Он, умиравший в страшных муках, ненавидел очернившего мир злодея. Он понимал, что на самом деле никакой тот не злодей, а бедный умалишенный, изгрызший в кровь собственные локти. Но разум не помогал. Страшная ярость охватила его – его, видевшего, сколь прекрасна жизнь, его, столь любившего жизнь во всей ее непредсказуемости и безалаберности. И он, доживавший, может быть, последние свои дни, был потрясен до самой глубины слабого своего существа охаиванием того, что представало в его теперешних глазах единственной мыслимой ценностью.
Задержав на несколько секунд дыхание и затем выдохнув до конца, он холодными, но твердыми руками разорвал письмо. Рвал его очень медленно, словно наслаждаясь внезапно приобретенным в собственных глазах правом цензорства. Он рвал и чувствовал, что спокоен, что прав и что ничто на свете не сможет остановить его.
Следующее из вскрытых им писем вопрошало Господа о славе:
«Я верил в Тебя, Господи, – выводил щегольский почерк с завитушками, – я верил в Тебя, как в никого на всем свете. Раз в неделю и по праздникам я ходил в церковь, исповедался, соблюдал посты, заставил креститься жену и крестил детей. Я молился перед принятием пищи, потому что верил, верил, что Ты подаришь мне славу, которой я заслуживаю, поскольку мои произведения – лучшее не только из всего созданного моими соотечественниками, но отчасти превосходят и знаменитые образцы прошлого. Судьба была всегда несправедлива к творцам. Многие из них бесславно умирали в нищете, и на их посмертной славе наживались купцы и чиновники.
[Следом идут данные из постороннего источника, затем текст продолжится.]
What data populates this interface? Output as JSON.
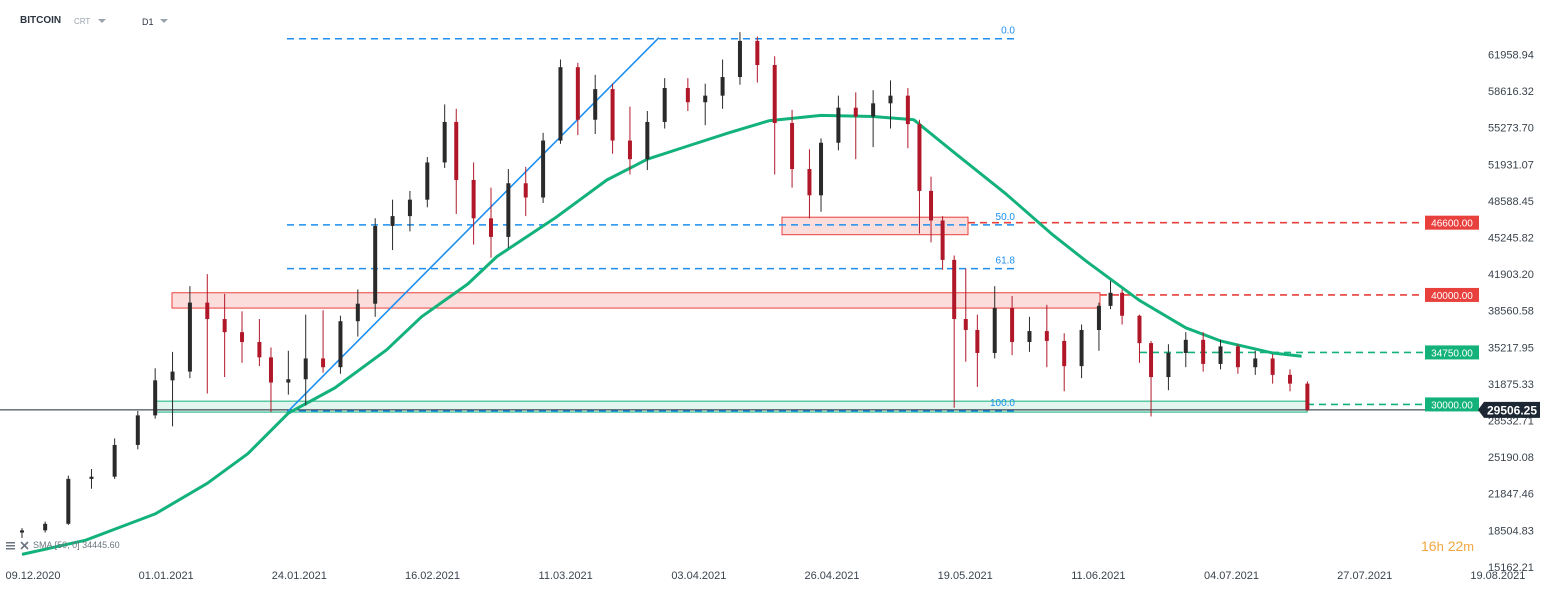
{
  "header": {
    "symbol": "BITCOIN",
    "type": "CRT",
    "interval": "D1"
  },
  "sma_legend": {
    "name": "SMA",
    "params": "[50, 0]",
    "value": "34445.60"
  },
  "countdown": {
    "hours": "16",
    "hours_unit": "h",
    "minutes": "22",
    "minutes_unit": "m"
  },
  "colors": {
    "bull": "#2a2a2a",
    "bear": "#b0182a",
    "sma": "#13b27b",
    "fib": "#1c8ff0",
    "resistance": "#e8413d",
    "support": "#13b27b",
    "current": "#1c2733"
  },
  "chart_data": {
    "type": "candlestick",
    "y_axis_ticks": [
      "61958.94",
      "58616.32",
      "55273.70",
      "51931.07",
      "48588.45",
      "45245.82",
      "41903.20",
      "38560.58",
      "35217.95",
      "31875.33",
      "28532.71",
      "25190.08",
      "21847.46",
      "18504.83",
      "15162.21"
    ],
    "x_axis_ticks": [
      "09.12.2020",
      "01.01.2021",
      "24.01.2021",
      "16.02.2021",
      "11.03.2021",
      "03.04.2021",
      "26.04.2021",
      "19.05.2021",
      "11.06.2021",
      "04.07.2021",
      "27.07.2021",
      "19.08.2021"
    ],
    "ylim": [
      15162.21,
      63500
    ],
    "current_price": "29506.25",
    "price_tags": [
      {
        "value": 46600,
        "label": "46600.00",
        "color": "#e8413d"
      },
      {
        "value": 40000,
        "label": "40000.00",
        "color": "#e8413d"
      },
      {
        "value": 34750,
        "label": "34750.00",
        "color": "#13b27b"
      },
      {
        "value": 30000,
        "label": "30000.00",
        "color": "#13b27b"
      }
    ],
    "fibonacci": [
      {
        "label": "0.0",
        "value": 63400
      },
      {
        "label": "50.0",
        "value": 46400
      },
      {
        "label": "61.8",
        "value": 42400
      },
      {
        "label": "100.0",
        "value": 29400
      }
    ],
    "zones": [
      {
        "name": "resistance-zone-40000",
        "from": 38800,
        "to": 40200
      },
      {
        "name": "resistance-zone-46600",
        "from": 45500,
        "to": 47100
      },
      {
        "name": "support-zone-30000",
        "from": 29300,
        "to": 30300
      }
    ],
    "trendline": {
      "from": [
        "24.01.2021",
        29400
      ],
      "to": [
        "29.03.2021",
        63500
      ]
    },
    "sma": [
      [
        "09.12.2020",
        16300
      ],
      [
        "20.12.2020",
        17600
      ],
      [
        "01.01.2021",
        20000
      ],
      [
        "10.01.2021",
        22800
      ],
      [
        "17.01.2021",
        25500
      ],
      [
        "24.01.2021",
        29200
      ],
      [
        "01.02.2021",
        31500
      ],
      [
        "10.02.2021",
        35000
      ],
      [
        "16.02.2021",
        38000
      ],
      [
        "24.02.2021",
        41000
      ],
      [
        "01.03.2021",
        43500
      ],
      [
        "11.03.2021",
        47000
      ],
      [
        "20.03.2021",
        50500
      ],
      [
        "27.03.2021",
        52400
      ],
      [
        "03.04.2021",
        53600
      ],
      [
        "10.04.2021",
        54800
      ],
      [
        "17.04.2021",
        55900
      ],
      [
        "26.04.2021",
        56400
      ],
      [
        "05.05.2021",
        56300
      ],
      [
        "12.05.2021",
        56000
      ],
      [
        "19.05.2021",
        53000
      ],
      [
        "28.05.2021",
        49200
      ],
      [
        "05.06.2021",
        45500
      ],
      [
        "11.06.2021",
        43000
      ],
      [
        "20.06.2021",
        39500
      ],
      [
        "28.06.2021",
        37000
      ],
      [
        "04.07.2021",
        35800
      ],
      [
        "13.07.2021",
        34700
      ],
      [
        "18.07.2021",
        34400
      ]
    ],
    "candles": [
      {
        "d": "09.12.2020",
        "o": 18300,
        "h": 18700,
        "l": 17800,
        "c": 18500
      },
      {
        "d": "13.12.2020",
        "o": 18500,
        "h": 19300,
        "l": 18300,
        "c": 19100
      },
      {
        "d": "17.12.2020",
        "o": 19100,
        "h": 23500,
        "l": 19000,
        "c": 23200
      },
      {
        "d": "21.12.2020",
        "o": 23200,
        "h": 24100,
        "l": 22300,
        "c": 23400
      },
      {
        "d": "25.12.2020",
        "o": 23400,
        "h": 26900,
        "l": 23200,
        "c": 26300
      },
      {
        "d": "29.12.2020",
        "o": 26300,
        "h": 29400,
        "l": 25900,
        "c": 29000
      },
      {
        "d": "01.01.2021",
        "o": 29000,
        "h": 33300,
        "l": 28700,
        "c": 32200
      },
      {
        "d": "04.01.2021",
        "o": 32200,
        "h": 34800,
        "l": 28000,
        "c": 33000
      },
      {
        "d": "07.01.2021",
        "o": 33000,
        "h": 40800,
        "l": 32400,
        "c": 39300
      },
      {
        "d": "10.01.2021",
        "o": 39300,
        "h": 41900,
        "l": 31000,
        "c": 37800
      },
      {
        "d": "13.01.2021",
        "o": 37800,
        "h": 40100,
        "l": 32500,
        "c": 36600
      },
      {
        "d": "16.01.2021",
        "o": 36600,
        "h": 38500,
        "l": 33800,
        "c": 35700
      },
      {
        "d": "19.01.2021",
        "o": 35700,
        "h": 37800,
        "l": 33500,
        "c": 34300
      },
      {
        "d": "21.01.2021",
        "o": 34300,
        "h": 35200,
        "l": 29300,
        "c": 32000
      },
      {
        "d": "24.01.2021",
        "o": 32000,
        "h": 34900,
        "l": 30900,
        "c": 32300
      },
      {
        "d": "27.01.2021",
        "o": 32300,
        "h": 38200,
        "l": 29900,
        "c": 34200
      },
      {
        "d": "30.01.2021",
        "o": 34200,
        "h": 38600,
        "l": 32900,
        "c": 33400
      },
      {
        "d": "02.02.2021",
        "o": 33400,
        "h": 38100,
        "l": 32800,
        "c": 37600
      },
      {
        "d": "05.02.2021",
        "o": 37600,
        "h": 40500,
        "l": 36200,
        "c": 39200
      },
      {
        "d": "08.02.2021",
        "o": 39200,
        "h": 47000,
        "l": 38000,
        "c": 46300
      },
      {
        "d": "11.02.2021",
        "o": 46300,
        "h": 48700,
        "l": 44100,
        "c": 47200
      },
      {
        "d": "14.02.2021",
        "o": 47200,
        "h": 49500,
        "l": 45800,
        "c": 48700
      },
      {
        "d": "17.02.2021",
        "o": 48700,
        "h": 52600,
        "l": 48000,
        "c": 52100
      },
      {
        "d": "20.02.2021",
        "o": 52100,
        "h": 57400,
        "l": 51600,
        "c": 55800
      },
      {
        "d": "22.02.2021",
        "o": 55800,
        "h": 57000,
        "l": 47400,
        "c": 50500
      },
      {
        "d": "25.02.2021",
        "o": 50500,
        "h": 52100,
        "l": 44600,
        "c": 47000
      },
      {
        "d": "28.02.2021",
        "o": 47000,
        "h": 49800,
        "l": 43400,
        "c": 45300
      },
      {
        "d": "03.03.2021",
        "o": 45300,
        "h": 51500,
        "l": 44300,
        "c": 50200
      },
      {
        "d": "06.03.2021",
        "o": 50200,
        "h": 51700,
        "l": 47200,
        "c": 48900
      },
      {
        "d": "09.03.2021",
        "o": 48900,
        "h": 54800,
        "l": 48400,
        "c": 54100
      },
      {
        "d": "12.03.2021",
        "o": 54100,
        "h": 61500,
        "l": 53800,
        "c": 60800
      },
      {
        "d": "15.03.2021",
        "o": 60800,
        "h": 61200,
        "l": 54600,
        "c": 56000
      },
      {
        "d": "18.03.2021",
        "o": 56000,
        "h": 60100,
        "l": 54700,
        "c": 58800
      },
      {
        "d": "21.03.2021",
        "o": 58800,
        "h": 59300,
        "l": 52900,
        "c": 54100
      },
      {
        "d": "24.03.2021",
        "o": 54100,
        "h": 57200,
        "l": 51000,
        "c": 52400
      },
      {
        "d": "27.03.2021",
        "o": 52400,
        "h": 56800,
        "l": 51400,
        "c": 55800
      },
      {
        "d": "30.03.2021",
        "o": 55800,
        "h": 59800,
        "l": 55200,
        "c": 58900
      },
      {
        "d": "03.04.2021",
        "o": 58900,
        "h": 59800,
        "l": 56800,
        "c": 57600
      },
      {
        "d": "06.04.2021",
        "o": 57600,
        "h": 59300,
        "l": 55500,
        "c": 58200
      },
      {
        "d": "09.04.2021",
        "o": 58200,
        "h": 61500,
        "l": 57000,
        "c": 59900
      },
      {
        "d": "12.04.2021",
        "o": 59900,
        "h": 64000,
        "l": 59200,
        "c": 63200
      },
      {
        "d": "15.04.2021",
        "o": 63200,
        "h": 63600,
        "l": 59400,
        "c": 61000
      },
      {
        "d": "18.04.2021",
        "o": 61000,
        "h": 61800,
        "l": 51000,
        "c": 55700
      },
      {
        "d": "21.04.2021",
        "o": 55700,
        "h": 56900,
        "l": 49800,
        "c": 51500
      },
      {
        "d": "24.04.2021",
        "o": 51500,
        "h": 53300,
        "l": 47000,
        "c": 49100
      },
      {
        "d": "26.04.2021",
        "o": 49100,
        "h": 54300,
        "l": 47600,
        "c": 53900
      },
      {
        "d": "29.04.2021",
        "o": 53900,
        "h": 58200,
        "l": 53200,
        "c": 57100
      },
      {
        "d": "02.05.2021",
        "o": 57100,
        "h": 58500,
        "l": 52400,
        "c": 56300
      },
      {
        "d": "05.05.2021",
        "o": 56300,
        "h": 58700,
        "l": 53500,
        "c": 57500
      },
      {
        "d": "08.05.2021",
        "o": 57500,
        "h": 59600,
        "l": 55200,
        "c": 58200
      },
      {
        "d": "11.05.2021",
        "o": 58200,
        "h": 58900,
        "l": 53400,
        "c": 55600
      },
      {
        "d": "13.05.2021",
        "o": 55600,
        "h": 56000,
        "l": 45600,
        "c": 49500
      },
      {
        "d": "15.05.2021",
        "o": 49500,
        "h": 50800,
        "l": 44800,
        "c": 46800
      },
      {
        "d": "17.05.2021",
        "o": 46800,
        "h": 47200,
        "l": 42300,
        "c": 43200
      },
      {
        "d": "19.05.2021",
        "o": 43200,
        "h": 43600,
        "l": 29700,
        "c": 37800
      },
      {
        "d": "21.05.2021",
        "o": 37800,
        "h": 42400,
        "l": 33900,
        "c": 36800
      },
      {
        "d": "23.05.2021",
        "o": 36800,
        "h": 38200,
        "l": 31600,
        "c": 34700
      },
      {
        "d": "26.05.2021",
        "o": 34700,
        "h": 40800,
        "l": 34200,
        "c": 38800
      },
      {
        "d": "29.05.2021",
        "o": 38800,
        "h": 39900,
        "l": 34500,
        "c": 35700
      },
      {
        "d": "01.06.2021",
        "o": 35700,
        "h": 38000,
        "l": 34800,
        "c": 36700
      },
      {
        "d": "04.06.2021",
        "o": 36700,
        "h": 39100,
        "l": 33400,
        "c": 35800
      },
      {
        "d": "07.06.2021",
        "o": 35800,
        "h": 36500,
        "l": 31200,
        "c": 33500
      },
      {
        "d": "10.06.2021",
        "o": 33500,
        "h": 37300,
        "l": 32400,
        "c": 36800
      },
      {
        "d": "13.06.2021",
        "o": 36800,
        "h": 39300,
        "l": 34900,
        "c": 39000
      },
      {
        "d": "15.06.2021",
        "o": 39000,
        "h": 41300,
        "l": 38700,
        "c": 40200
      },
      {
        "d": "17.06.2021",
        "o": 40200,
        "h": 40500,
        "l": 37300,
        "c": 38100
      },
      {
        "d": "20.06.2021",
        "o": 38100,
        "h": 38200,
        "l": 33800,
        "c": 35600
      },
      {
        "d": "22.06.2021",
        "o": 35600,
        "h": 35800,
        "l": 28900,
        "c": 32500
      },
      {
        "d": "25.06.2021",
        "o": 32500,
        "h": 35500,
        "l": 31300,
        "c": 34700
      },
      {
        "d": "28.06.2021",
        "o": 34700,
        "h": 36600,
        "l": 33400,
        "c": 35900
      },
      {
        "d": "01.07.2021",
        "o": 35900,
        "h": 36600,
        "l": 33000,
        "c": 33700
      },
      {
        "d": "04.07.2021",
        "o": 33700,
        "h": 35900,
        "l": 33200,
        "c": 35300
      },
      {
        "d": "07.07.2021",
        "o": 35300,
        "h": 35500,
        "l": 32800,
        "c": 33400
      },
      {
        "d": "10.07.2021",
        "o": 33400,
        "h": 34900,
        "l": 32700,
        "c": 34200
      },
      {
        "d": "13.07.2021",
        "o": 34200,
        "h": 34600,
        "l": 31900,
        "c": 32700
      },
      {
        "d": "16.07.2021",
        "o": 32700,
        "h": 33200,
        "l": 31200,
        "c": 31900
      },
      {
        "d": "19.07.2021",
        "o": 31900,
        "h": 32100,
        "l": 29400,
        "c": 29500
      }
    ]
  }
}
Многие при жизни лишались рассудка и не могли насладиться славою и деньгами, которыми по редчайшей случайности одаривала их судьба. Неужели же и вправду история сохранила все самое лучшее и достойное внимания потомков? Ох, что-то не верится мне в это, не верится мне, что среди забытых и канувших в Лету имен нет такого, чьи сочинения могли бы потрясти мир и изменить к лучшему основополагающие людские представления. Неужели же и вправду один выход – продавать душу дьяволу для того, чтобы твой труд был оценен по достоинству? Ведь слава – это не что иное, как подтверждение того, что ты не зря прожил, а всякие там побочные проявления ее, такие как почитание, внимание, материальное благополучие и прочее, отнюдь не главный ее компонент.